Brown, and when the next morning came she was looking very pale and
languid, but very beautiful withal. At least, such was the mental
compliment paid her by Thornton Hastings, who was passing through
Hanover and had stopped over one train to see his old college friend
and, perhaps, tell him what he began to feel it was his duty to tell
him in spite of his promise to Anna. She was nearly well now and had
driven with him twice to the park, but he could not be insensible to
what she suffered, or how she shrank from having the projected wedding
discussed, and, in his intense pity for her, he had half resolved to
break his word and tell Arthur what he knew. But he changed his mind
when he had been in Hanover a few hours and watched the little fairy
who, like some ministering angel, glided about the sick room, showing
herself every whit a woman, and making him repent that he had ever
called her frivolous or silly. She was not either, he said, and, with
a magnanimity for which he thought himself entitled to a good deal of
praise, he even felt that it was very possible for Arthur to love the
gentle little girl who smoothed his pillows so tenderly and whose
fingers threaded so lovingly the damp, brown locks when she thought
he, Thornton, was not looking on. She was very coy of him and very
distant towards him, too, for she had not forgotten his sin, and she
treated him at first with a reserve for which he could not account.

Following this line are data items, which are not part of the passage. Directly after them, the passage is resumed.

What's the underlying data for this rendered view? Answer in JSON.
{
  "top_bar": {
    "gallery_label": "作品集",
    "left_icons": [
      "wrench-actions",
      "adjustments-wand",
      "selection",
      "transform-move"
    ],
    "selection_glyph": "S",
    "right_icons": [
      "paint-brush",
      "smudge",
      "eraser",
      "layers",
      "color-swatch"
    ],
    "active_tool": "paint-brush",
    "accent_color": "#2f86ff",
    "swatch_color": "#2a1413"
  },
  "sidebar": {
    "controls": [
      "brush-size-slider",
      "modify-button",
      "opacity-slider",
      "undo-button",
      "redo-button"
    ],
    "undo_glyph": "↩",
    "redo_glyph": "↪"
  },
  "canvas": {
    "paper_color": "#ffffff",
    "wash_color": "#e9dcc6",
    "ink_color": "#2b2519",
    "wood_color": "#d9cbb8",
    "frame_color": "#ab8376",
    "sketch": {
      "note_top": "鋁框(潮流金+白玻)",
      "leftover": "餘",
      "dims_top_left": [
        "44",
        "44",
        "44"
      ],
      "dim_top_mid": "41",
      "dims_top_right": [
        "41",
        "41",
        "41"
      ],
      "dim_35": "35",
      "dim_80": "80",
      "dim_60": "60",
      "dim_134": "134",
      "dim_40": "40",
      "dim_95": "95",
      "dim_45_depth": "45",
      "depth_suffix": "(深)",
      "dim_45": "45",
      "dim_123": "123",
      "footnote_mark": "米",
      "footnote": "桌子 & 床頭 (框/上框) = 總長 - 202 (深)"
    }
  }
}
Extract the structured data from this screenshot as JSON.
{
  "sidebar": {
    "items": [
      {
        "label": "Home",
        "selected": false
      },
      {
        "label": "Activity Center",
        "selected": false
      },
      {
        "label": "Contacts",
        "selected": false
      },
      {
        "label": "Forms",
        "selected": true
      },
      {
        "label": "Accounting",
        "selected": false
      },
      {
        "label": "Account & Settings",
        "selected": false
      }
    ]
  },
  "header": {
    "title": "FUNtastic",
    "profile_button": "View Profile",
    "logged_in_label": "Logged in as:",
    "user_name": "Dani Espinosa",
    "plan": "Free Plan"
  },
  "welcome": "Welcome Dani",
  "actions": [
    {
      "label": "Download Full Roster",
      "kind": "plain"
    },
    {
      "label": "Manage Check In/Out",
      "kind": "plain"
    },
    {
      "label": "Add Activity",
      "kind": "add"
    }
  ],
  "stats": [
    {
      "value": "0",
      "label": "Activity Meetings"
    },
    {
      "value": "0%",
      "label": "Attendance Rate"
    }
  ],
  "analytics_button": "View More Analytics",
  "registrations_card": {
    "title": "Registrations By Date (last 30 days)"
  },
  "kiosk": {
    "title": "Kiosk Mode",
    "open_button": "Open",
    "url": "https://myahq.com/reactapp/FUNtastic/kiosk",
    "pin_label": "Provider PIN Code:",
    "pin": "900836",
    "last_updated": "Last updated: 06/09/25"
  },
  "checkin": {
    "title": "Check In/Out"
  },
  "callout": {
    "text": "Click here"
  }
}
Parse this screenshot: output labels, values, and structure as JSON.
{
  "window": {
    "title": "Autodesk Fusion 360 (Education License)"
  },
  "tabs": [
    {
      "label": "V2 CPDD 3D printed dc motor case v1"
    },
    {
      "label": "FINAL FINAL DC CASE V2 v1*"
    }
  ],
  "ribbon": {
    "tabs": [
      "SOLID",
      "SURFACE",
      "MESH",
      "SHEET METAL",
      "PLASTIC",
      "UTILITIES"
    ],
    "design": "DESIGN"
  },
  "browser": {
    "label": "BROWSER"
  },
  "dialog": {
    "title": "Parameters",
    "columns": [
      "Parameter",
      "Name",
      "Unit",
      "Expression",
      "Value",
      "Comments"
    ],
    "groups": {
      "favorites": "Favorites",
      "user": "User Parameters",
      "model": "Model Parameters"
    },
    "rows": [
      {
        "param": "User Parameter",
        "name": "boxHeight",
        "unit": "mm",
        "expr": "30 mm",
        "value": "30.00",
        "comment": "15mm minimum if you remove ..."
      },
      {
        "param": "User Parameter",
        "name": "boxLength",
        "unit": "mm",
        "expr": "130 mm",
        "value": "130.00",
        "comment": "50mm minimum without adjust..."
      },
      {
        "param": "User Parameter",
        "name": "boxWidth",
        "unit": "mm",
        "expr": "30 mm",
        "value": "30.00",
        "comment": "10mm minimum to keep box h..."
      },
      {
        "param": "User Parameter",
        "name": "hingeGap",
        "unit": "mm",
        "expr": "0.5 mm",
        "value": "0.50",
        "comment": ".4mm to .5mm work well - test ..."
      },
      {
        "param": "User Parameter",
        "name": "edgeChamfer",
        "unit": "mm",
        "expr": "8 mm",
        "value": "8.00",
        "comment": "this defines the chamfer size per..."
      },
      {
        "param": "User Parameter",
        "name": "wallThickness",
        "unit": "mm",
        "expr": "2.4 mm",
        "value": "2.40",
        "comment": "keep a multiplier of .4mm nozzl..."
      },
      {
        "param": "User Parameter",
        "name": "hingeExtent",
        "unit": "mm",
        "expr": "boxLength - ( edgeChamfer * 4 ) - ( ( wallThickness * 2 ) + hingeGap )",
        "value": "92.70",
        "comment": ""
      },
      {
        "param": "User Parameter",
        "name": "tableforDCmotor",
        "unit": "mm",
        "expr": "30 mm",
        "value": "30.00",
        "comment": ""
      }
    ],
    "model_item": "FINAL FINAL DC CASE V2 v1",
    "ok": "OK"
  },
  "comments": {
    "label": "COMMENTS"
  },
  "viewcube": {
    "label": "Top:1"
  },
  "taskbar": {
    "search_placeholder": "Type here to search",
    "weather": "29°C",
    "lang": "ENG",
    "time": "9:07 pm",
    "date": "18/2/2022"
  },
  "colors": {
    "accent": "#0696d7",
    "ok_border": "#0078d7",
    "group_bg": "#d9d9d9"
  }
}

But, as the days went on, and Arthur grew so sick that his
parishioners began to tremble for their young minister's life, and to
think it perfectly right for Lucy to stay with him, even if she was
assisted in her labor of love by the stranger from New York, the
reserve disappeared and on the most perfect terms of amity she and
Thornton Hastings watched together by Arthur's side. Thornton Hastings
learned more lessons than one in that sick room where Arthur's faith
in God triumphed over the terrors of the grave, which, at one time,
seemed so near, while the timid Lucy, whom he had only known as a gay
butterfly of fashion, dared before him to pray that God would spare
her promised husband or give her grace to say, "Thy will be done."